The board of directors of Finnish public sector pension provider Keva is set to propose a reduction in the equalisation levy paid by public sector employers in 2026.
If approved, the total equalisation levy for 2026 would amount to €553m, representing a €24m decrease from 2025.
The proposed change would bring the overall contribution rate down by 0.15 percentage points to 26.6 per cent of the payroll of Keva’s member organisations.
The Ministry of Finance will confirm the final level of the levy in December, in accordance with the Keva Act.
Of the total levy, 48.7 per cent would be paid by municipalities and 51.3 per cent by regional welfare authorities. The amount payable by each municipality or welfare region is not linked to the wages paid, but instead distributed in proportion to their tax or state funding.
Keva said that, based on current data and assumptions, the financial position of its pension system remains stable, allowing for a further moderate reduction in contribution levels.

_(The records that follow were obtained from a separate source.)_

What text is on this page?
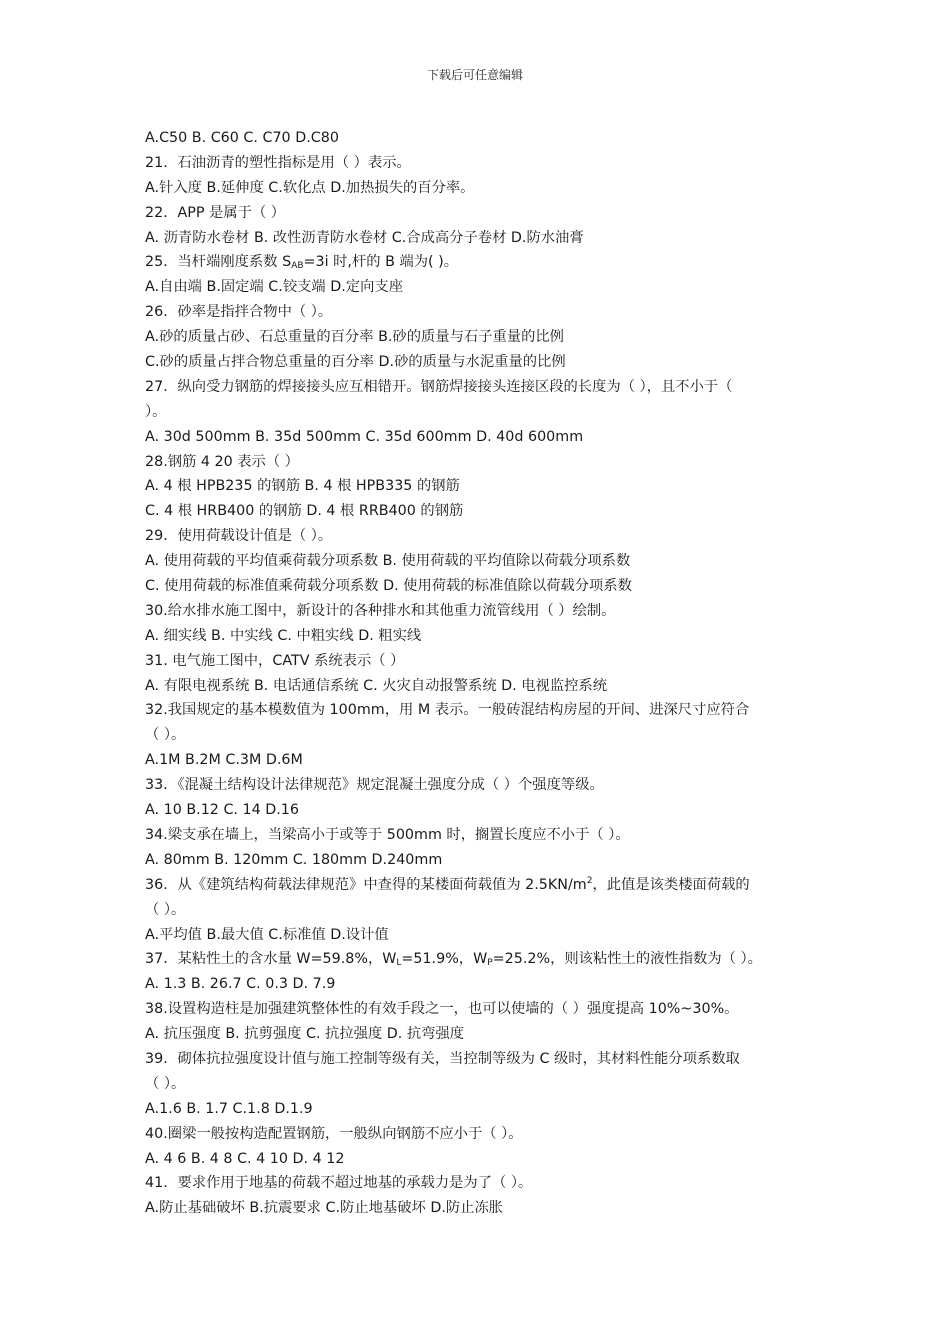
下载后可任意编辑
A.C50 B. C60 C. C70 D.C80
21．石油沥青的塑性指标是用（ ）表示。
A.针入度 B.延伸度 C.软化点 D.加热损失的百分率。
22．APP 是属于（ ）
A. 沥青防水卷材 B. 改性沥青防水卷材 C.合成高分子卷材 D.防水油膏
25．当杆端刚度系数 $S_{AB}=3i$ 时,杆的 B 端为( )。
A.自由端 B.固定端 C.铰支端 D.定向支座
26．砂率是指拌合物中（ ）。
A.砂的质量占砂、石总重量的百分率 B.砂的质量与石子重量的比例
C.砂的质量占拌合物总重量的百分率 D.砂的质量与水泥重量的比例
27．纵向受力钢筋的焊接接头应互相错开。钢筋焊接接头连接区段的长度为（ ），且不小于（
）。
A. 30d 500mm B. 35d 500mm C. 35d 600mm D. 40d 600mm
28.钢筋 4 20 表示（ ）
A. 4 根 HPB235 的钢筋 B. 4 根 HPB335 的钢筋
C. 4 根 HRB400 的钢筋 D. 4 根 RRB400 的钢筋
29．使用荷载设计值是（ ）。
A. 使用荷载的平均值乘荷载分项系数 B. 使用荷载的平均值除以荷载分项系数
C. 使用荷载的标准值乘荷载分项系数 D. 使用荷载的标准值除以荷载分项系数
30.给水排水施工图中，新设计的各种排水和其他重力流管线用（ ）绘制。
A. 细实线 B. 中实线 C. 中粗实线 D. 粗实线
31. 电气施工图中，CATV 系统表示（ ）
A. 有限电视系统 B. 电话通信系统 C. 火灾自动报警系统 D. 电视监控系统
32.我国规定的基本模数值为 100mm，用 M 表示。一般砖混结构房屋的开间、进深尺寸应符合
（ ）。
A.1M B.2M C.3M D.6M
33．《混凝土结构设计法律规范》规定混凝土强度分成（ ）个强度等级。
A. 10 B.12 C. 14 D.16
34.梁支承在墙上，当梁高小于或等于 500mm 时，搁置长度应不小于（ ）。
A. 80mm B. 120mm C. 180mm D.240mm
36．从《建筑结构荷载法律规范》中查得的某楼面荷载值为 $2.5KN/m^2$，此值是该类楼面荷载的
（ ）。
A.平均值 B.最大值 C.标准值 D.设计值
37．某粘性土的含水量 W=59.8%，$W_L=51.9\%$，$W_P=25.2\%$，则该粘性土的液性指数为（ ）。
A. 1.3 B. 26.7 C. 0.3 D. 7.9
38.设置构造柱是加强建筑整体性的有效手段之一，也可以使墙的（ ）强度提高 10%~30%。
A. 抗压强度 B. 抗剪强度 C. 抗拉强度 D. 抗弯强度
39．砌体抗拉强度设计值与施工控制等级有关，当控制等级为 C 级时，其材料性能分项系数取
（ ）。
A.1.6 B. 1.7 C.1.8 D.1.9
40.圈梁一般按构造配置钢筋，一般纵向钢筋不应小于（ ）。
A. 4 6 B. 4 8 C. 4 10 D. 4 12
41．要求作用于地基的荷载不超过地基的承载力是为了（ ）。
A.防止基础破坏 B.抗震要求 C.防止地基破坏 D.防止冻胀
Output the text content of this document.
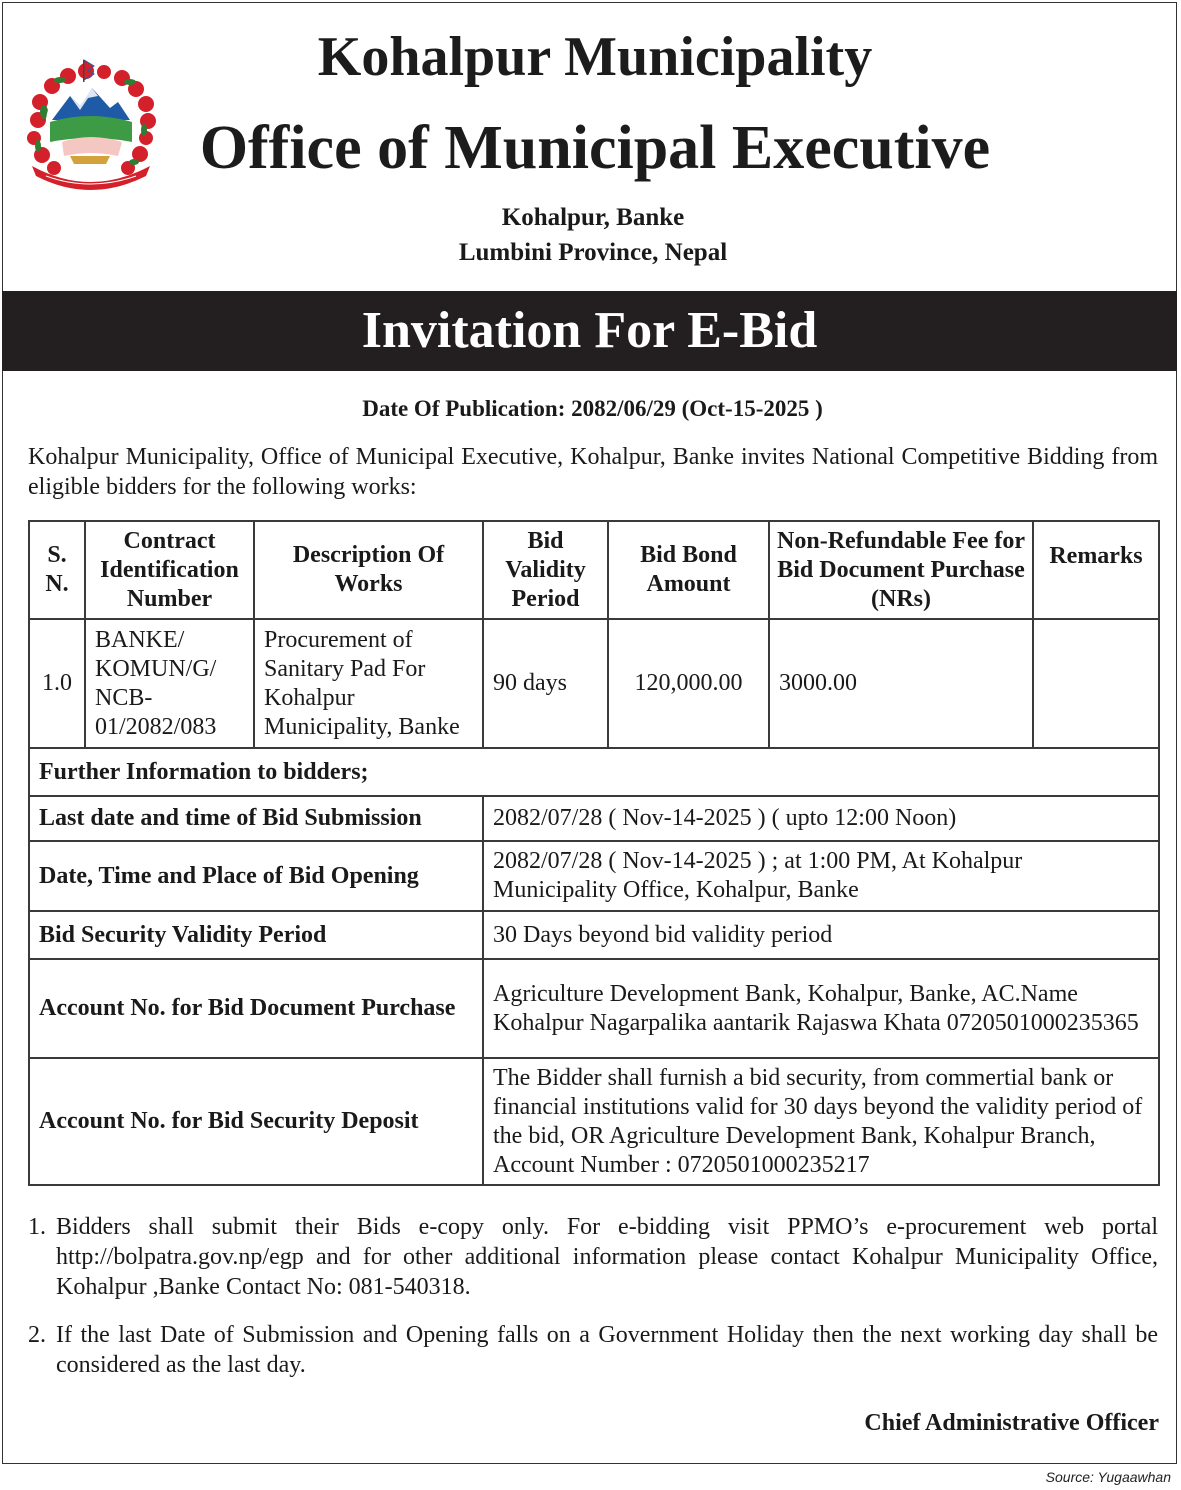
Kohalpur Municipality
Office of Municipal Executive
Kohalpur, Banke
Lumbini Province, Nepal
Invitation For E-Bid
Date Of Publication: 2082/06/29 (Oct-15-2025 )
Kohalpur Municipality, Office of Municipal Executive, Kohalpur, Banke invites National Competitive Bidding from eligible bidders for the following works:
S. N.	Contract Identification Number	Description Of Works	Bid Validity Period	Bid Bond Amount	Non-Refundable Fee for Bid Document Purchase (NRs)	Remarks
1.0	BANKE/ KOMUN/G/ NCB- 01/2082/083	Procurement of Sanitary Pad For Kohalpur Municipality, Banke	90 days	120,000.00	3000.00	
Further Information to bidders;						
Last date and time of Bid Submission			2082/07/28 ( Nov-14-2025 ) ( upto 12:00 Noon)			
Date, Time and Place of Bid Opening			2082/07/28 ( Nov-14-2025 ) ; at 1:00 PM, At Kohalpur Municipality Office, Kohalpur, Banke			
Bid Security Validity Period			30 Days beyond bid validity period			
Account No. for Bid Document Purchase			Agriculture Development Bank, Kohalpur, Banke, AC.Name Kohalpur Nagarpalika aantarik Rajaswa Khata 0720501000235365			
Account No. for Bid Security Deposit			The Bidder shall furnish a bid security, from commertial bank or financial institutions valid for 30 days beyond the validity period of the bid, OR Agriculture Development Bank, Kohalpur Branch, Account Number : 0720501000235217			
1. Bidders shall submit their Bids e-copy only. For e-bidding visit PPMO’s e-procurement web portal http://bolpatra.gov.np/egp and for other additional information please contact Kohalpur Municipality Office, Kohalpur ,Banke Contact No: 081-540318.
2. If the last Date of Submission and Opening falls on a Government Holiday then the next working day shall be considered as the last day.
Chief Administrative Officer
Source: Yugaawhan
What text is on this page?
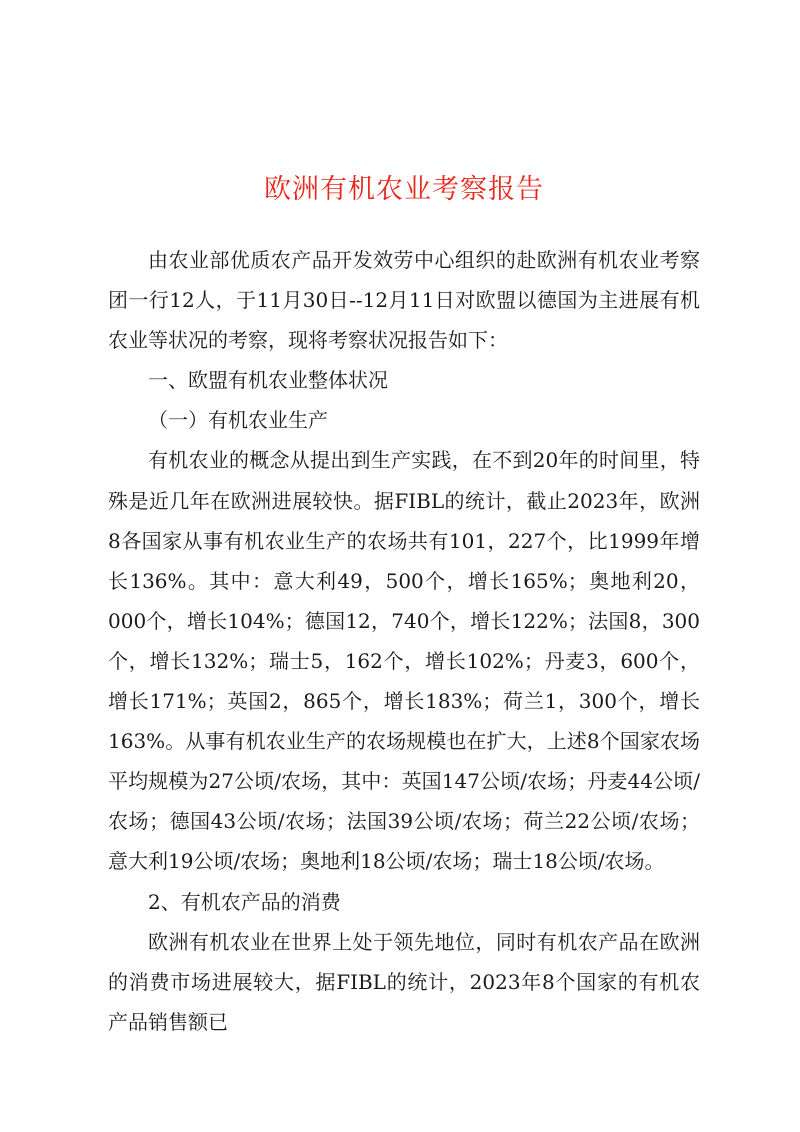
欧洲有机农业考察报告

由农业部优质农产品开发效劳中心组织的赴欧洲有机农业考察团一行12人，于11月30日--12月11日对欧盟以德国为主进展有机农业等状况的考察，现将考察状况报告如下：

一、欧盟有机农业整体状况

（一）有机农业生产

有机农业的概念从提出到生产实践，在不到20年的时间里，特殊是近几年在欧洲进展较快。据FIBL的统计，截止2023年，欧洲8各国家从事有机农业生产的农场共有101，227个，比1999年增长136%。其中：意大利49，500个，增长165%；奥地利20，000个，增长104%；德国12，740个，增长122%；法国8，300个，增长132%；瑞士5，162个，增长102%；丹麦3，600个，增长171%；英国2，865个，增长183%；荷兰1，300个，增长163%。从事有机农业生产的农场规模也在扩大，上述8个国家农场平均规模为27公顷/农场，其中：英国147公顷/农场；丹麦44公顷/农场；德国43公顷/农场；法国39公顷/农场；荷兰22公顷/农场；意大利19公顷/农场；奥地利18公顷/农场；瑞士18公顷/农场。

2、有机农产品的消费

欧洲有机农业在世界上处于领先地位，同时有机农产品在欧洲的消费市场进展较大，据FIBL的统计，2023年8个国家的有机农产品销售额已
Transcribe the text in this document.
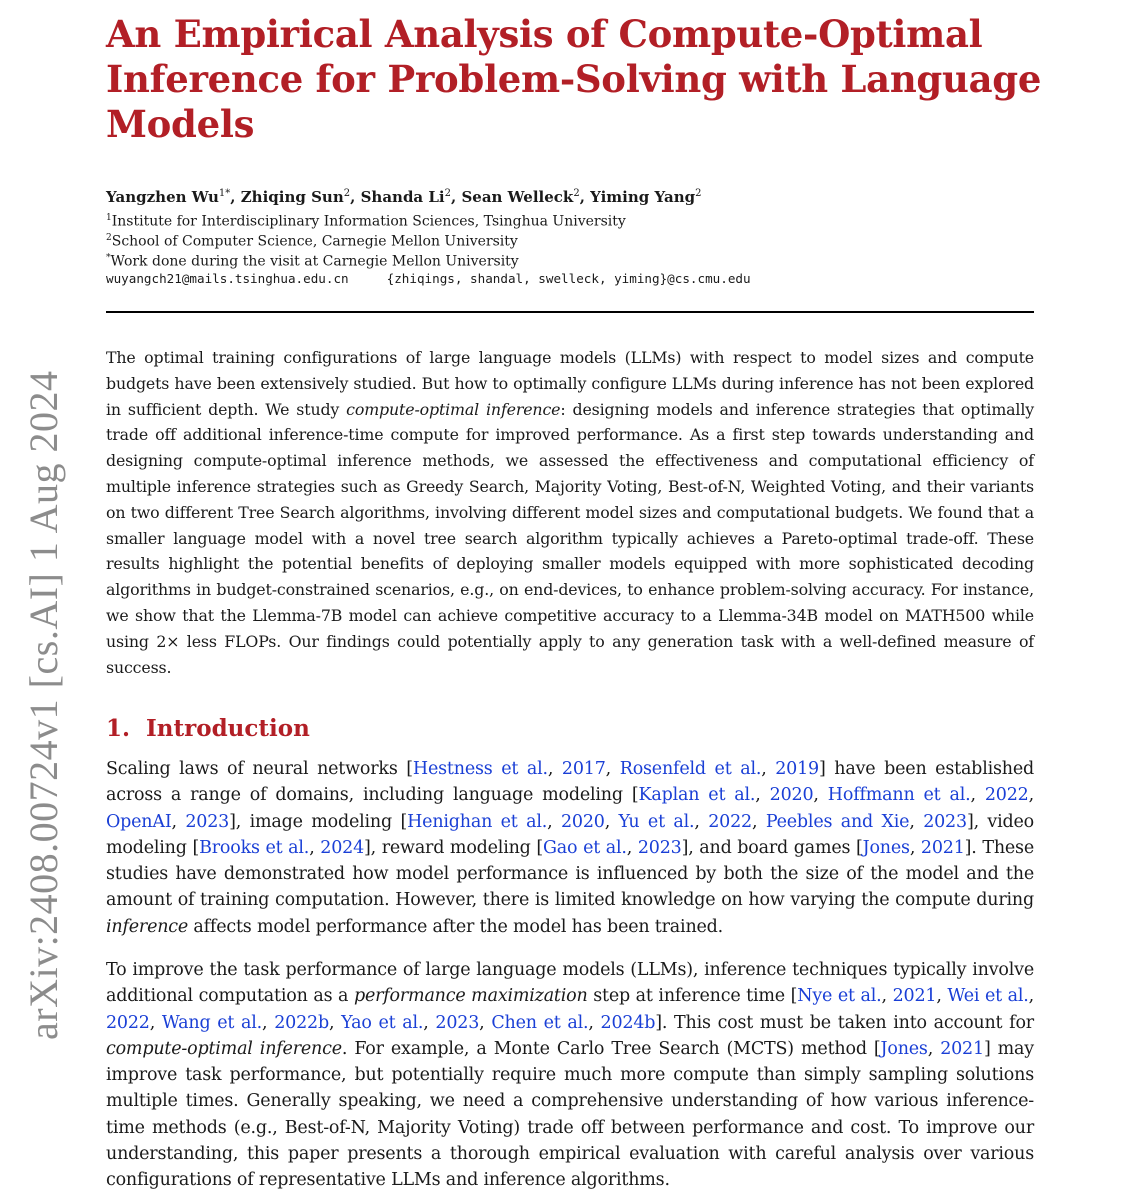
arXiv:2408.00724v1 [cs.AI] 1 Aug 2024
An Empirical Analysis of Compute-Optimal Inference for Problem-Solving with Language Models
Yangzhen $Wu^{1*}$, Zhiqing Sun$^2$, Shanda Li$^2$, Sean Welleck$^2$, Yiming Yang$^2$
$^1$Institute for Interdisciplinary Information Sciences, Tsinghua University
$^2$School of Computer Science, Carnegie Mellon University
*Work done during the visit at Carnegie Mellon University
wuyangch21@mails.tsinghua.edu.cn	{zhiqings, shandal, swelleck, yiming}@cs.cmu.edu

The optimal training configurations of large language models (LLMs) with respect to model sizes and compute budgets have been extensively studied. But how to optimally configure LLMs during inference has not been explored in sufficient depth. We study compute-optimal inference: designing models and inference strategies that optimally trade off additional inference-time compute for improved performance. As a first step towards understanding and designing compute-optimal inference methods, we assessed the effectiveness and computational efficiency of multiple inference strategies such as Greedy Search, Majority Voting, Best-of-N, Weighted Voting, and their variants on two different Tree Search algorithms, involving different model sizes and computational budgets. We found that a smaller language model with a novel tree search algorithm typically achieves a Pareto-optimal trade-off. These results highlight the potential benefits of deploying smaller models equipped with more sophisticated decoding algorithms in budget-constrained scenarios, e.g., on end-devices, to enhance problem-solving accuracy. For instance, we show that the Llemma-7B model can achieve competitive accuracy to a Llemma-34B model on MATH500 while using 2× less FLOPs. Our findings could potentially apply to any generation task with a well-defined measure of success.

1. Introduction

Scaling laws of neural networks [Hestness et al., 2017, Rosenfeld et al., 2019] have been established across a range of domains, including language modeling [Kaplan et al., 2020, Hoffmann et al., 2022, OpenAI, 2023], image modeling [Henighan et al., 2020, Yu et al., 2022, Peebles and Xie, 2023], video modeling [Brooks et al., 2024], reward modeling [Gao et al., 2023], and board games [Jones, 2021]. These studies have demonstrated how model performance is influenced by both the size of the model and the amount of training computation. However, there is limited knowledge on how varying the compute during inference affects model performance after the model has been trained.

To improve the task performance of large language models (LLMs), inference techniques typically involve additional computation as a performance maximization step at inference time [Nye et al., 2021, Wei et al., 2022, Wang et al., 2022b, Yao et al., 2023, Chen et al., 2024b]. This cost must be taken into account for compute-optimal inference. For example, a Monte Carlo Tree Search (MCTS) method [Jones, 2021] may improve task performance, but potentially require much more compute than simply sampling solutions multiple times. Generally speaking, we need a comprehensive understanding of how various inference-time methods (e.g., Best-of-N, Majority Voting) trade off between performance and cost. To improve our understanding, this paper presents a thorough empirical evaluation with careful analysis over various configurations of representative LLMs and inference algorithms.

“The fund has recovered from the dip in early 2025. Payroll growth has slowed and the number of insured persons has levelled off, but lower inflation and wage pressures are supporting real payroll growth,” Keva said.
The organisation added that its financial position has strengthened steadily since the mid-2010s, enabling a series of gradual premium reductions since 2015.
Keva’s member organisations pay two components: a payroll-based pension contribution and the equalisation contribution shared between municipalities and welfare regions.
Within the overall structure, the average salary-based pension contribution mirrors the average TyEL (Employees Pensions Act) rate. According to the Finnish labour market confederations’ proposal, the TyEL contribution for 2026 will remain at 24.4 per cent of wages and salaries.
The payroll-based pension contribution comprises an earnings-related pension component and a disability pension component.
Keva’s board will propose that in 2026, the earnings-related pension contribution be set at 23.6 per cent of wages and salaries, while the average disability pension contribution will remain at 0.8 per cent, with a maximum rate of 4.4 per cent.
The payroll contribution also includes the employee’s pension share, which is withheld by the employer.
Under the 2017 pension reform, the higher employee contribution for those aged 53–62 will end in 2026, leaving a uniform 7.3 per cent employee rate. On average, employers will contribute 17.1 per cent of wages.